Personal information
- Full name: Enrique Javier Montesinos Echávarri
- Date of birth: 14 May 1994 (age 32)
- Place of birth: Palma, Spain
- Height: 1.87 m (6 ft 2 in)
- Position: Centre back

Team information
- Current team: Constància

Youth career
- Mallorca

Senior career*
- Years: Team / Apps / (Gls)
- 2013–2014: Zamora B
- 2014–2015: Génova / 29 / (1)
- 2015–2016: Esporles / 12 / (0)
- 2016–2017: San José / 20 / (0)
- 2017: Elche B / 11 / (0)
- 2017–2018: Extremadura / 1 / (0)
- 2018: → Córdoba B (loan) / 5 / (0)
- 2019–: Constància / 9 / (0)

= Kike Echávarri =

Spanish footballer

Enrique 'Kike' Javier Montesinos Echávarri (born 14 May 1994) is a Spanish footballer who plays as a central defender for CE Constància.

==Club career==
Born in Palma, Mallorca, Balearic Islands, Echávarri was a RCD Mallorca youth graduate, and made his senior debut with Zamora CF's reserves in 2013, in the regional leagues.
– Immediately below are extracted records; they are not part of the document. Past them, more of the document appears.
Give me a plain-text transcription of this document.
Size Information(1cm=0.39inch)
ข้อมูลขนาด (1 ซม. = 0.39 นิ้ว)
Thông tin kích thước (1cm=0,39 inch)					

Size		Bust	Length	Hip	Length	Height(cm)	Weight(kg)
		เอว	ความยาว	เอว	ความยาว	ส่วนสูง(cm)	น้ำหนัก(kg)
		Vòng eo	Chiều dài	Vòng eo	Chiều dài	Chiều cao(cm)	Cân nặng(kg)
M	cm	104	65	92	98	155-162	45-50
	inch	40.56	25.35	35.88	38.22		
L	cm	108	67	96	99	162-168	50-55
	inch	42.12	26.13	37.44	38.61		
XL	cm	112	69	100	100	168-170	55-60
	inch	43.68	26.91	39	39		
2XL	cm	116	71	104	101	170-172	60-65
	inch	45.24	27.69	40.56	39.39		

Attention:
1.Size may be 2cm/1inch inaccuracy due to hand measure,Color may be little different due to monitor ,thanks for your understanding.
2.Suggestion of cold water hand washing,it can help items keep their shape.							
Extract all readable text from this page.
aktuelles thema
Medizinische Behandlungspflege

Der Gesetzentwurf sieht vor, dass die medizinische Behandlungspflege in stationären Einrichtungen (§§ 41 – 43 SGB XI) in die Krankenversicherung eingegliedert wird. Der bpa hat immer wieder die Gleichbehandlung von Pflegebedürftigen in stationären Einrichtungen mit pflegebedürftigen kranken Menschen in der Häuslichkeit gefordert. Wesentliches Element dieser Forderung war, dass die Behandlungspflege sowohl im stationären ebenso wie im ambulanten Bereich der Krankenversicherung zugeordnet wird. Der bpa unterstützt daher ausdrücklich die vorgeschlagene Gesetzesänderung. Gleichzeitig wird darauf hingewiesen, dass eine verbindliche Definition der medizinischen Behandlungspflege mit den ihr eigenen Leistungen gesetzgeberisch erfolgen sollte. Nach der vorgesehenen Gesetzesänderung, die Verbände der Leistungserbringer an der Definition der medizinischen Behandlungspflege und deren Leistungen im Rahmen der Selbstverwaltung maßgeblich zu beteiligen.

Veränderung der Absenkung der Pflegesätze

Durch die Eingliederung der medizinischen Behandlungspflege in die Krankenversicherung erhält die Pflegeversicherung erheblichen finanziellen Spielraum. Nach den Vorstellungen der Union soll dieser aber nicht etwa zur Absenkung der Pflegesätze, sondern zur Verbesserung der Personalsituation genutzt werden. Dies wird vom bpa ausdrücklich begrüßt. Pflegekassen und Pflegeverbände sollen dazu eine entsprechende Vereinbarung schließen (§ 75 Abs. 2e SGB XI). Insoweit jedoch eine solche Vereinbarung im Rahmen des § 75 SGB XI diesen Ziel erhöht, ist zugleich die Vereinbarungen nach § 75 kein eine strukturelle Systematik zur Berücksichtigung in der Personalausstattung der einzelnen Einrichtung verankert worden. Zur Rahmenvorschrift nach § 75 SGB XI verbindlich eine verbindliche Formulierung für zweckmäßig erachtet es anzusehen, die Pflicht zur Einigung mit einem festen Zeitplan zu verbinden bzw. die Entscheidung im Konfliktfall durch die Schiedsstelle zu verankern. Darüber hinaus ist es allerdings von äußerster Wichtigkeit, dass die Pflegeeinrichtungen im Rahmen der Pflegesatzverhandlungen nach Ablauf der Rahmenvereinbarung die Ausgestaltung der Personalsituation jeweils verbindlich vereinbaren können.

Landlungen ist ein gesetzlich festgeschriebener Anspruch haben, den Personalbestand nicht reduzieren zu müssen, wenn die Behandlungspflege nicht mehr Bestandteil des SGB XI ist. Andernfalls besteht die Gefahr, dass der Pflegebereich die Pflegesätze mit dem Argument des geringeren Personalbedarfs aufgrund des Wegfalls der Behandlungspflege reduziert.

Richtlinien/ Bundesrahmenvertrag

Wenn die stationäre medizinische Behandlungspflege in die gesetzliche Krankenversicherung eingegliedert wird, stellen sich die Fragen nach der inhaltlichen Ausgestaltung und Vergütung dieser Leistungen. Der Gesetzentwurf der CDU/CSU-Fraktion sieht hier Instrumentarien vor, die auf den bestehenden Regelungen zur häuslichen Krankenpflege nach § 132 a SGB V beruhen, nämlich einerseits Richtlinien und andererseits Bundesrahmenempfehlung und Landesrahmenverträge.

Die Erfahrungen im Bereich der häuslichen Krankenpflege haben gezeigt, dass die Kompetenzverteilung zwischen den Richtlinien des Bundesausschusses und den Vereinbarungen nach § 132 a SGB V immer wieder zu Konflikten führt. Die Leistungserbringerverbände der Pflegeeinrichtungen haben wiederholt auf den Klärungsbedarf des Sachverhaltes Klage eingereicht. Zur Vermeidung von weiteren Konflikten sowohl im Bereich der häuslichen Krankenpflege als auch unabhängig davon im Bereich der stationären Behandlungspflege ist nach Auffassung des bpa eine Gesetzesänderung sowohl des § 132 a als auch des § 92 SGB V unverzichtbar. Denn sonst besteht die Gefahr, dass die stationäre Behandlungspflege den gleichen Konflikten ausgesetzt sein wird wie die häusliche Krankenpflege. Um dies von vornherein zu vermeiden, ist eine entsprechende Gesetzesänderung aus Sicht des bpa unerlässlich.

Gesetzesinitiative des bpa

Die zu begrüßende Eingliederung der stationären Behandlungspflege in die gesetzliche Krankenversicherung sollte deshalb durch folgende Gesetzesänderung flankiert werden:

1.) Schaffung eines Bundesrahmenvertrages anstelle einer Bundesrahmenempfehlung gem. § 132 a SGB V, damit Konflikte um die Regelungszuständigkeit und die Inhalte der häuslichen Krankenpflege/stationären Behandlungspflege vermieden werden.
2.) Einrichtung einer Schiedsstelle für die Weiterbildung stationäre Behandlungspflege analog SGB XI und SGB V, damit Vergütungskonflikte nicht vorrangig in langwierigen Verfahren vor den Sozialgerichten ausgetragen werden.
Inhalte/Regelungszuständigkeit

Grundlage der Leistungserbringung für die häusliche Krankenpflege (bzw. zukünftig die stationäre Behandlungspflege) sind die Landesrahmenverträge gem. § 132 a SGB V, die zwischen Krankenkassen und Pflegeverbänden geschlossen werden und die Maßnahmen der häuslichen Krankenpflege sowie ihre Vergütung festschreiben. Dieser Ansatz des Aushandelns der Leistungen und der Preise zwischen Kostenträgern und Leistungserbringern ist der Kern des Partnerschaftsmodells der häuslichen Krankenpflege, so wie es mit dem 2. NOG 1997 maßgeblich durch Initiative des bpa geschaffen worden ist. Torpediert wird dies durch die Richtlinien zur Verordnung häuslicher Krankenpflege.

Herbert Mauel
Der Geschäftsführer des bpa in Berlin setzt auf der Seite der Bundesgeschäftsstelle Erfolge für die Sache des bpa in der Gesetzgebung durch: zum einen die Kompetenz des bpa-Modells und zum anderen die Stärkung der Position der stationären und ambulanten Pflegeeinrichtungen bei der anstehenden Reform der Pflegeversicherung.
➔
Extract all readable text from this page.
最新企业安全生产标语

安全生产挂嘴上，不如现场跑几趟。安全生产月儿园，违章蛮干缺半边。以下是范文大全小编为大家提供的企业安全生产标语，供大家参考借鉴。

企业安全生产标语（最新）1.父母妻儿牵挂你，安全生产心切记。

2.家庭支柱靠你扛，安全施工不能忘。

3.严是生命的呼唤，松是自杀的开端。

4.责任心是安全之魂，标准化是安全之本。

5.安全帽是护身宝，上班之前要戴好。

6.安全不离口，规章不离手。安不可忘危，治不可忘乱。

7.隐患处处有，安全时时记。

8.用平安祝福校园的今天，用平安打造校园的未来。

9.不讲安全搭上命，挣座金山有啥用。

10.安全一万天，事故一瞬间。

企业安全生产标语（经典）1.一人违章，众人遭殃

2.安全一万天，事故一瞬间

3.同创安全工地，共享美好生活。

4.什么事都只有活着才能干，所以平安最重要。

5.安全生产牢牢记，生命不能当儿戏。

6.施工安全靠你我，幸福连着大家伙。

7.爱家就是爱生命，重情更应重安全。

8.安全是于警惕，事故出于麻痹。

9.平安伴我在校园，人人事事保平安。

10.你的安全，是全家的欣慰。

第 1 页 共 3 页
After representing lower league sides CD Génova and CE Esporles, he moved abroad for the first time in his career after agreeing to a contract with Bolivian club Club Deportivo San José on 18 January 2016.

Echávarri made his professional debut on 13 March 2016, starting in a 1–1 away draw against Nacional Potosí. On 28 September, he received a straight red card in a 0–3 loss at Club Blooming.

On 5 January 2017, Echávarri returned to his home country and signed for Elche CF Ilicitano in the fourth level. After featuring sparingly, he moved to Segunda División B club Extremadura UD on 8 July.